First, the priority placed on government expenditure in its cost-cutting plan will significantly reduce any future government’s room to manoeuvre, particularly in creating new programs. Without raising taxes or delaying deficit reduction, it is difficult to see how a future government could, for instance, create a national child care program, thereby putting any such policy initiatives virtually out of reach until fiscal balance is restored. After years of fighting Liberals on nuance and emphasis, the Conservatives are now setting up a much sharper contrast in the two parties’ vision of the role and scope of the federal government.
On the economy, the budget’s emphasis on innovation and competitiveness returns the government to the themes it first outlined in its Advantage Canada policy document in 2006, and to the recommendations made by the Competition Policy Review Panel in 2008. While the priority remains job creation in the short-term, Budget 2010 establishes the stimulus budget as the outlier and allows the government to transition back to its core themes of increasing consumer choice, further liberalizing the economy and making Canadian companies more competitive. In particular, the decision to ease foreign investment restrictions in sectors such as satellites and telecommunications has the potential to alter the landscape significantly in these important sectors of the economy. Moreover, it challenges traditional Canadian assumptions about our ability to compete against foreign companies and quite aggressively rejects the longstanding argument on the dangers of the hollowing-out of corporate Canada. The more muscular approach that the government has taken to Canada’s foreign and defence policy will now be applied to the economy as well.
To be sure, Budget 2010 leaves a great deal of work unfinished. Many difficult decisions will have to be made in the next two years to meet the costcutting targets set out in the speech, and there is still a great deal of uncertainty regarding our future economic performance. But on the politics of it, this is both a smart and a clever budget.
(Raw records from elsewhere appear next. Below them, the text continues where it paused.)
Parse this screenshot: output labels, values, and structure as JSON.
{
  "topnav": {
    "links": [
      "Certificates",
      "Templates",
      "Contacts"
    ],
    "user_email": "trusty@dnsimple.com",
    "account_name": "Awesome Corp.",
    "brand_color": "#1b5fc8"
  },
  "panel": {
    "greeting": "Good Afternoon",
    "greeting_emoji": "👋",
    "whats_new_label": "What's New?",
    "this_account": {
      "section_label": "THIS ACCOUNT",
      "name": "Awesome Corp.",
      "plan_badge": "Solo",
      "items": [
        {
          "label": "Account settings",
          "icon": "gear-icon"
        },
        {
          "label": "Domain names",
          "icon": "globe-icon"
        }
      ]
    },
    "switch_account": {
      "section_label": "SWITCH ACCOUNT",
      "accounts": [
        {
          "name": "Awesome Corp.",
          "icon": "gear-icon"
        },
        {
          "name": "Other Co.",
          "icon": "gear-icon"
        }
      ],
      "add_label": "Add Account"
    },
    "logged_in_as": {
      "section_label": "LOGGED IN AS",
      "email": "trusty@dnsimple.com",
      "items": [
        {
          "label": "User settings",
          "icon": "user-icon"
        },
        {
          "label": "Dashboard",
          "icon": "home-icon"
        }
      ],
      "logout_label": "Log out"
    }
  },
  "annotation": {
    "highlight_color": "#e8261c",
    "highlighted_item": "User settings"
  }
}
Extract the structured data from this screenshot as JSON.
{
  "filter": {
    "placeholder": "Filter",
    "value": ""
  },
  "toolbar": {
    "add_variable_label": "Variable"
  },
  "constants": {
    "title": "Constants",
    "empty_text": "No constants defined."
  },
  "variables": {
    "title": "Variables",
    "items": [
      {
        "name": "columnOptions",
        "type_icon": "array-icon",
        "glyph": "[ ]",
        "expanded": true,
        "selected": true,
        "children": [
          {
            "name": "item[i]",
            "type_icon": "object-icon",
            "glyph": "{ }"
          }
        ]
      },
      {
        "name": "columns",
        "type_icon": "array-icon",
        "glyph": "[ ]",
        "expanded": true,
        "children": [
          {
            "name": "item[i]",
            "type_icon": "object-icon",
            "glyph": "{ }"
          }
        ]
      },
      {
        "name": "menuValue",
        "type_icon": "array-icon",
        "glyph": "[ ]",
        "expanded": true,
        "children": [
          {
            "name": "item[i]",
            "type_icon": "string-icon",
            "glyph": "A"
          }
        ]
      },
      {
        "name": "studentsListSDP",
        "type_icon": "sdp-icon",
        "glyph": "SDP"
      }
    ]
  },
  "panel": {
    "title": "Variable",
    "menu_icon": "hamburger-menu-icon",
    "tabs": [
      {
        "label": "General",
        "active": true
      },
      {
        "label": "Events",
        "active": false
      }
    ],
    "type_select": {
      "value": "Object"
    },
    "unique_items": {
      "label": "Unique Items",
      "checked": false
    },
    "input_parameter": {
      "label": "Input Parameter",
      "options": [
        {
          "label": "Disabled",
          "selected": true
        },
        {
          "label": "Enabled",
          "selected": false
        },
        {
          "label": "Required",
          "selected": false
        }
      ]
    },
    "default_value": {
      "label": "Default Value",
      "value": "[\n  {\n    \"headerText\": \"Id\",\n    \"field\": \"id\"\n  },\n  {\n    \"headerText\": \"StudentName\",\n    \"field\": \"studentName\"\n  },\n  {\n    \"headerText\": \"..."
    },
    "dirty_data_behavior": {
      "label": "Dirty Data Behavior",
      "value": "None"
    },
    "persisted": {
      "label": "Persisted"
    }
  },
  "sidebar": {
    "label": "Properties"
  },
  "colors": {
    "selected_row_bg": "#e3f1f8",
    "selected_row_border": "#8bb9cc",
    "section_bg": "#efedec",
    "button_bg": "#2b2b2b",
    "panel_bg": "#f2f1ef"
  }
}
It is clever in that it provides precious few targets for criticism or controversy. It sends the message that the government neither is seeking to trigger an election, nor is it trying to avoid one at all costs. In making choices on how to bring balance back to the government’s finances, it also sets the frame around future debate and, at least in the short term, binds future governments to the Conservative view of the appropriate role and size of the federal government.
It is also a smart budget in that it takes advantage of the political dynamics to make potentially significant changes to the management of our economy, and eliminates the possibility that the provinces will once again bear the brunt of federal spending cuts. Over time, these decisions are likely to prove themselves to be sound policy, not just smart politics. And while they may not easily translate into attention-grabbing headlines, they say a great deal about the philosophy of a government and tend to be the stuff around which a government’s legacy can be built.